Additional References:
- Cost optimization for Kubernetes on AWS
- Azure Kubernetes Service (AKS) – Cost Optimization Techniques
- Best practices for running cost-optimized Kubernetes applications on GKE
- 5 steps to bringing Kubernetes costs in line
- 4 Strategies for Kubernetes Cost Reduction
Knowledge gap
Running Kubernetes clusters requires a lot of knowledge.
From the design, provision, and maintenance, usually done by DevOps or experienced cloud engineers, to the deployment of new applications, usually done by development teams.
It is crucial to invest in employee training, in all aspects of Kubernetes.
Constant updates using vendor documentation, online courses, blog posts, meetups, and technical conferences will enable teams to gain the knowledge required to keep up with Kubernetes updates and changes.
Additional References:
- Kubernetes Blog
- AWS Containers Blog
- Azure Kubernetes Service (AKS) issue and feature tracking
- Google Cloud Blog – Containers & Kubernetes
Third-party integration
Kubernetes solve part of the problems related to container orchestration.

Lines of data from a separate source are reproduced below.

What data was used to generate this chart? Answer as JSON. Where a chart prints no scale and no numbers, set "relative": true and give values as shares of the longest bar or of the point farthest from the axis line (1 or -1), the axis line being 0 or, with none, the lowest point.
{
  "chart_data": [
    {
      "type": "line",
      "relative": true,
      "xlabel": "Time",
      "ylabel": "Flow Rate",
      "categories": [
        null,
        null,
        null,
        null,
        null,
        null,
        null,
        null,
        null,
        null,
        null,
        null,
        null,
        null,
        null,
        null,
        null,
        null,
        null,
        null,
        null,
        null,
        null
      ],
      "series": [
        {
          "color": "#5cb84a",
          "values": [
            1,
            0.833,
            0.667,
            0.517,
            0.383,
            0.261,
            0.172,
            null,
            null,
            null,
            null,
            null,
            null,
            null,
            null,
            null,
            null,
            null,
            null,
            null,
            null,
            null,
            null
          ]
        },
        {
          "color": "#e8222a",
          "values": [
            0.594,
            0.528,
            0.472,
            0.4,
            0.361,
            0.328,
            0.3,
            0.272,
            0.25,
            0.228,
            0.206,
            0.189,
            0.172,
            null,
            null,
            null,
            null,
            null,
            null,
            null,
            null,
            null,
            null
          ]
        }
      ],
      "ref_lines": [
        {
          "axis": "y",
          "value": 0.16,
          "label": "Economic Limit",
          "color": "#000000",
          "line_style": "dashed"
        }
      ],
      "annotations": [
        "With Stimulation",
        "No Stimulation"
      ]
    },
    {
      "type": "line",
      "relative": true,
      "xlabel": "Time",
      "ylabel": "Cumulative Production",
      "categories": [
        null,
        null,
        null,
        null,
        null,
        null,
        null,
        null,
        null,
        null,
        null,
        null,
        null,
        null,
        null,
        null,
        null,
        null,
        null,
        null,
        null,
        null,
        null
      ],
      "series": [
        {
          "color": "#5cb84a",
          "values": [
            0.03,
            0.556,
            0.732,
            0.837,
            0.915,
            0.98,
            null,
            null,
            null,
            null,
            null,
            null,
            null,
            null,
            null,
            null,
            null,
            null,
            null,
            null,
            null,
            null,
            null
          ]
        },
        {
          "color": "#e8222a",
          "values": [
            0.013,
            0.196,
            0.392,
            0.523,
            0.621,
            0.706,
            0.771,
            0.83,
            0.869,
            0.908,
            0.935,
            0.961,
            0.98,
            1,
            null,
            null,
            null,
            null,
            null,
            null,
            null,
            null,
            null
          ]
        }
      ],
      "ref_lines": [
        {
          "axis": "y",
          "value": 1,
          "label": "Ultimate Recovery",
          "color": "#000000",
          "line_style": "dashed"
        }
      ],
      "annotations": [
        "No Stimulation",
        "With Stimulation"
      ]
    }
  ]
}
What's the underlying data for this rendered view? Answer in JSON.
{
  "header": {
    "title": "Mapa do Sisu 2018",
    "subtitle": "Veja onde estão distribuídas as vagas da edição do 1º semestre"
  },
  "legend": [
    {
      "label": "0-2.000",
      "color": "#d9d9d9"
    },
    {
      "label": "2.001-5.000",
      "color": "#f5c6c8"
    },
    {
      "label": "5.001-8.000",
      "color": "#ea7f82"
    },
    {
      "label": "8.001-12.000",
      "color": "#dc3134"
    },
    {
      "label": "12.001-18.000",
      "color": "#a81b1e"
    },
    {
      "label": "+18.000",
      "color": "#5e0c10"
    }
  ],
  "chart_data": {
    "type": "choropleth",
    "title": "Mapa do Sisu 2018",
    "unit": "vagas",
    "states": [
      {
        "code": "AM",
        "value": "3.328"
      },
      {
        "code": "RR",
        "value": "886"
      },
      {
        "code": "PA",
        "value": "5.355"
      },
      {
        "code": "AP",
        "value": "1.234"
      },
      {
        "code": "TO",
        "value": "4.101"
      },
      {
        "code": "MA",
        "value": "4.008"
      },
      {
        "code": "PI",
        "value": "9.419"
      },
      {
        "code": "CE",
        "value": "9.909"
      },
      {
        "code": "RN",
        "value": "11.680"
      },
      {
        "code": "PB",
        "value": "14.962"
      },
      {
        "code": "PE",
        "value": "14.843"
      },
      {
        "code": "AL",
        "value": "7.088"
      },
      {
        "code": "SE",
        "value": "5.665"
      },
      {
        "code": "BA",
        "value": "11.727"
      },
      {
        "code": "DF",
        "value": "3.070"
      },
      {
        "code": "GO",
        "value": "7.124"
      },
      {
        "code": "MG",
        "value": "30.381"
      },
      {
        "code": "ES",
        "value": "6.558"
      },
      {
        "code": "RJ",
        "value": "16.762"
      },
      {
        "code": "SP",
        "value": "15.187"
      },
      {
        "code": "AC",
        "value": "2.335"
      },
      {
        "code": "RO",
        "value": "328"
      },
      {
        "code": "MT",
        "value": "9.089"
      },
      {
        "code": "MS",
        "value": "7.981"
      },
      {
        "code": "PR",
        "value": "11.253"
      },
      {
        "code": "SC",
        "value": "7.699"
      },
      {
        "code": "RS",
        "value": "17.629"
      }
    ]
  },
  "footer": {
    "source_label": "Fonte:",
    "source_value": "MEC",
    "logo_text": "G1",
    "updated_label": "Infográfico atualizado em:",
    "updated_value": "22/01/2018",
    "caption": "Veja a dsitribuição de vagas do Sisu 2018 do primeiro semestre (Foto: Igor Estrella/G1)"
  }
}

As an open-source solution, it can integrate with other open-source complimentary solutions (from monitoring, security and governance, cost management, and more).
Every organization might wish to use a different set of tools to achieve each task relating to the ongoing maintenance of the Kubernetes cluster or for application deployment.
Selecting the right tools can be challenging as well, due to various business or technological requirements.
It is recommended to evaluate and select Kubernetes native tools to achieve the previously mentioned tasks or resolve the mentioned challenges.
Summary
In this blog post, I have reviewed the most common Day 2 Kubernetes challenges.
I cannot stress enough the importance of employee training in deploying and maintaining Kubernetes clusters.
It is highly recommended to evaluate and look for a centralized management platform for deploying, monitoring (using cloud-native tools), and securing the entire fleet of Kubernetes clusters in the organization.
Another important recommendation is to invest in automation – from policy enforcement to application deployment and upgrade, as part of the CI/CD pipeline.
I recommend you continue learning and expanding your knowledge in the ongoing changed world of Kubernetes.